Ian Pagdin [IP]: Until recently, Bitcoin and other similar crypto-currencies haven't disrupted established portfolio management practices as such investments have been firmly at the margins of investing. That is not to say main stream investment companies are not interested in the product and its development with Ethereum, a rival to Bitcoin, apparently backed by an alliance of banks and investors including JP Morgan, Santander, Microsoft and UBS. This position is now changing and there is a move towards the inclusion of crypto-currencies in retail products with funds such as ETF's available which invest in crypto-currencies including Bitcoin etc.

This widens the availability of the product and the market for investing to a class of investor who may not fully appreciate the risks of investing in an asset which has no underlying value, and like the Tulip bubble, amongst others before it, could suffer catastrophic losses virtually overnight, not least if investors pull the plug.

  1.        How long did it take to compile the research to put the book together?
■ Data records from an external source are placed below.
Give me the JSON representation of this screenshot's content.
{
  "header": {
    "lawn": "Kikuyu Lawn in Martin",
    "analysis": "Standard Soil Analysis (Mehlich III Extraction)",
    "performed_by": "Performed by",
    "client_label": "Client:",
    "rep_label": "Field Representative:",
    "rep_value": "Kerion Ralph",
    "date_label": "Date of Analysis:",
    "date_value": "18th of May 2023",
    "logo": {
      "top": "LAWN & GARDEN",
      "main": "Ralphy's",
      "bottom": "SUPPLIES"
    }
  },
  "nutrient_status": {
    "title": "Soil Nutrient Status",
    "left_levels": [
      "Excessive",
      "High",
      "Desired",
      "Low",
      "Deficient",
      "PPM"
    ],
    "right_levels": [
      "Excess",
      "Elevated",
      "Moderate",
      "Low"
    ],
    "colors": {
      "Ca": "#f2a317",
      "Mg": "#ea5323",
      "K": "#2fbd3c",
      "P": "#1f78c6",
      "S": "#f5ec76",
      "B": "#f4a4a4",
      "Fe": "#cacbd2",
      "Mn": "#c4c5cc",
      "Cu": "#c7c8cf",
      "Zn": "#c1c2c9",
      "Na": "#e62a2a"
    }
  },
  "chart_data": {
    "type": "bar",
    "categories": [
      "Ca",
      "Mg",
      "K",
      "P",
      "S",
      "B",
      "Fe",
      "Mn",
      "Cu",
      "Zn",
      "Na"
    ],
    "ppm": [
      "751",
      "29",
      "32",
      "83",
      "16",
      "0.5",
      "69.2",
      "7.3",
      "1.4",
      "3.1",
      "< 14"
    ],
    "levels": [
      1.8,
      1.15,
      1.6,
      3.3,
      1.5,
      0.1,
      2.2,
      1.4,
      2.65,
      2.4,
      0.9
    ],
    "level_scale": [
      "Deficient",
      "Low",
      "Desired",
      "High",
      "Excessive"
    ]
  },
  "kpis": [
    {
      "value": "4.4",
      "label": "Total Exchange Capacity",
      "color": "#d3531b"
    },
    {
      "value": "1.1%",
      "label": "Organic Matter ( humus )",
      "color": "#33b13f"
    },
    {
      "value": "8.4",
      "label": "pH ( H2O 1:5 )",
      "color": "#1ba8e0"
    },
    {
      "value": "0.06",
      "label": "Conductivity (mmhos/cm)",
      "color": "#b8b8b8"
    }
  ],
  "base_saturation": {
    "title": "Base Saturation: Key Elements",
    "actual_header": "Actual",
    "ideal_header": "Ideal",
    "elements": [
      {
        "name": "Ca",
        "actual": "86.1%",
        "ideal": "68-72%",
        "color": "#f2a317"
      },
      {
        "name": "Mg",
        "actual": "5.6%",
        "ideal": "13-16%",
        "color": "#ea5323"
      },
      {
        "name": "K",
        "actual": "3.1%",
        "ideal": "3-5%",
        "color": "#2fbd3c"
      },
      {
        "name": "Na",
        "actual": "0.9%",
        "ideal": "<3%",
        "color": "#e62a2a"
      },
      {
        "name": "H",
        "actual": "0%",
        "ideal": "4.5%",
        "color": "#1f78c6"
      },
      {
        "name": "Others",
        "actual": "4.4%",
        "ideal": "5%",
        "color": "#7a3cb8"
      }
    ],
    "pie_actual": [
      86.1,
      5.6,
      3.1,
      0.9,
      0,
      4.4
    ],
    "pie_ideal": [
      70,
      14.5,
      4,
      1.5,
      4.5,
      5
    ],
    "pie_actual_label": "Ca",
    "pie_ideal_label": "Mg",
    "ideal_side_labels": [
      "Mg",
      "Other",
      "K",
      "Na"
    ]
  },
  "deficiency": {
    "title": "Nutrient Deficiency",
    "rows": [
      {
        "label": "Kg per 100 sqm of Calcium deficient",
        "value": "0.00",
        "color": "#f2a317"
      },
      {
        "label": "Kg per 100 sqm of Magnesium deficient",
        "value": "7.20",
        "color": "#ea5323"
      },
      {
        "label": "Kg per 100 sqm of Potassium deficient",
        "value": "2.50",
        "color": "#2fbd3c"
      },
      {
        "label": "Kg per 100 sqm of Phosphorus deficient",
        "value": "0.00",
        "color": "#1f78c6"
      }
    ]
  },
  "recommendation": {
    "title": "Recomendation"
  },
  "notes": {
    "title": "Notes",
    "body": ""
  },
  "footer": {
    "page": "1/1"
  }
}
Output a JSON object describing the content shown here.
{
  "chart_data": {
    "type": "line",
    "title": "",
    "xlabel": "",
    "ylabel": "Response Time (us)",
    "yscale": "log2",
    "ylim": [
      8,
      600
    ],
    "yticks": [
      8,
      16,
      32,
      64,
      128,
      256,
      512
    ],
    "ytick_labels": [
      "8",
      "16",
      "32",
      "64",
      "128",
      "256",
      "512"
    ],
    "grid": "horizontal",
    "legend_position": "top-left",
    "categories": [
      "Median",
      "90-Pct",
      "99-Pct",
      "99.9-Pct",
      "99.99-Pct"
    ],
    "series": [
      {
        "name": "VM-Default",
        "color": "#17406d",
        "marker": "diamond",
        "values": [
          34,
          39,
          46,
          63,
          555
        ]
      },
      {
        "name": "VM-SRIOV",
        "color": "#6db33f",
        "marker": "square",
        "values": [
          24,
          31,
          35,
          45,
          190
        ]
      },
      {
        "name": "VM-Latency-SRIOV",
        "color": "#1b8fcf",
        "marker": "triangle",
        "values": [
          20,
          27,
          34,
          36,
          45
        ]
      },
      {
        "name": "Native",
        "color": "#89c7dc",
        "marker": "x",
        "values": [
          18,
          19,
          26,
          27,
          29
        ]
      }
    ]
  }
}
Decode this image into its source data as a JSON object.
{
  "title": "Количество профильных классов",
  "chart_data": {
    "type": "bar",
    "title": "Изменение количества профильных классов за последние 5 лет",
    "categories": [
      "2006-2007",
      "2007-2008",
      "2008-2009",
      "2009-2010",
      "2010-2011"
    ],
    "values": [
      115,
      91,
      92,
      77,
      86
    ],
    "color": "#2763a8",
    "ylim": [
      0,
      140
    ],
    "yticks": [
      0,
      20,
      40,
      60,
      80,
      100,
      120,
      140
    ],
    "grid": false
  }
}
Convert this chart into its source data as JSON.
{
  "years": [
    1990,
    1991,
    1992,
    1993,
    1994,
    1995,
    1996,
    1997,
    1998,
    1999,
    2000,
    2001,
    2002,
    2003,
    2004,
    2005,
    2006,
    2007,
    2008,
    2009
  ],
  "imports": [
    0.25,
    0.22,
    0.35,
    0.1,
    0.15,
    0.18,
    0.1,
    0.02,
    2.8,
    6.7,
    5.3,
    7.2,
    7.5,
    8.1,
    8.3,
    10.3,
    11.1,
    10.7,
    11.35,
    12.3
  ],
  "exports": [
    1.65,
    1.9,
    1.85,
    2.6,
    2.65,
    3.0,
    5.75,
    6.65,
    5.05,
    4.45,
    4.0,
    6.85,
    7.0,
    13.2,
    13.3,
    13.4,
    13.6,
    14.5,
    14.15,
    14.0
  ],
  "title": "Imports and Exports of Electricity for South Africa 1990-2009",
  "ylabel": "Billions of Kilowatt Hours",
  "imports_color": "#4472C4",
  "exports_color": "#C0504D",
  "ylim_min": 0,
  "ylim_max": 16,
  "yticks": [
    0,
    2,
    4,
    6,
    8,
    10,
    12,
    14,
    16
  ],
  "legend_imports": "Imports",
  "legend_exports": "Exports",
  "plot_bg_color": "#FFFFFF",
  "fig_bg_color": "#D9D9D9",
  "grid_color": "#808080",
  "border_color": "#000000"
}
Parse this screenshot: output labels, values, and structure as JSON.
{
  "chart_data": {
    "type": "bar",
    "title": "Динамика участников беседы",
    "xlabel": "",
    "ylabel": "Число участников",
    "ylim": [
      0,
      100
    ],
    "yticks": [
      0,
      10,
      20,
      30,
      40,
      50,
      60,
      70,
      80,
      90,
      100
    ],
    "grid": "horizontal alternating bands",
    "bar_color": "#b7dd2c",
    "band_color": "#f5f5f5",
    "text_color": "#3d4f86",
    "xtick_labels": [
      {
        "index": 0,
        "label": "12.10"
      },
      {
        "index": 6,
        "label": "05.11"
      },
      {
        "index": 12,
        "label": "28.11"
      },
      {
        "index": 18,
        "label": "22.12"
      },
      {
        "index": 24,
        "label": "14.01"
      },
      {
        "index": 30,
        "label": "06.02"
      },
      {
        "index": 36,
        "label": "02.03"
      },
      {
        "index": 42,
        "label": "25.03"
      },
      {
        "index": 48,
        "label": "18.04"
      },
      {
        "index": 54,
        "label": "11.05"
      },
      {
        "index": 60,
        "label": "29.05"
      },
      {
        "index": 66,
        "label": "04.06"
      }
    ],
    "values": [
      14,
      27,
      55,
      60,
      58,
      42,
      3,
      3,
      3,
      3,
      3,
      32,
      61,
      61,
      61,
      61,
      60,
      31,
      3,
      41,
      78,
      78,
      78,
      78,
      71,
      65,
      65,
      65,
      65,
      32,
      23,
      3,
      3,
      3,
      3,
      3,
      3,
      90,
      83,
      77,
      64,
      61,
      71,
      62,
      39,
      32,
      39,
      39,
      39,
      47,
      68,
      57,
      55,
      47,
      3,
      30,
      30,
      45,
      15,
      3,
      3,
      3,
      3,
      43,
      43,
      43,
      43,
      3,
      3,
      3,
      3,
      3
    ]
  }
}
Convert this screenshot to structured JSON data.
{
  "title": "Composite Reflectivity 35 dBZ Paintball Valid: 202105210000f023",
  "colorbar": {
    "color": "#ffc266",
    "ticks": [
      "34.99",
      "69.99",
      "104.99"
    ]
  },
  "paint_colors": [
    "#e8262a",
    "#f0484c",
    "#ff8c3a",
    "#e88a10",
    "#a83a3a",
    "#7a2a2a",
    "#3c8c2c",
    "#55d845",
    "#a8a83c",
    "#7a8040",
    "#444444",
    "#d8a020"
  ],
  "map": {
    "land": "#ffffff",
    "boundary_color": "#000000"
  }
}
MH: By its nature as a practical guide, a lot of what might be classed as ‘research’ has occurred during our working career and is based on questions asked of us by clients in the past. This has now been extended to include questions asked by students over years of teaching. We seek to help them understand a world which they have only experienced in the abstract through reading books rather than first-hand. We should, however, say that our knowledge and new discoveries in finance change and develop just as the finance world is changing and developing – we never stop learning and comparing notes to try to improve what we do.

That does lead us neatly to also talk about the examples we researched to add depth to descriptions and examples – development of these has been an ongoing process and has highlighted areas for further investigation for ourselves.

  1.        What are the overarching best practices to successful investment and portfolio management across international markets?

IP: The overarching best practice for any client in any market is not to invest money they cannot afford to lose as there will always be black swan events which investors, analysts and commentators do not foresee. That aside, international investing should follow the same rules as domestic investing but with the caveat that it operates in a more complex environment which may include areas individual investors may have limited knowledge of and feel unsure about, e.g. the effects of foreign exchange movements, political stability and the global interaction of government policies.

For a retail investor with limited knowledge, they may be safer investing on a fund basis where investment decisions are taken by a professional fund manager who is able to spend their working life watching and analyzing a particular market. Of course, as with all investment, past performance is no guarantee of future performance, but on the whole this is the less risky option.

About the authors: Michelle Hardy is a senior lecturer and module leader for several key modules on a variety of finance and international finance courses at Sheffield Hallam University. Her background is corporate banking and international wealth management for 14 years. She is a fellow of the Institute of Chartered Accountants in England and Wales.

Ian Pagdin is Course Leader for Banking & Finance Masters and a variety of finance and international finance courses at Sheffield Hallam University. His background is finance, having worked in the finance industry for 22 years, including 19 years as an independent financial adviser.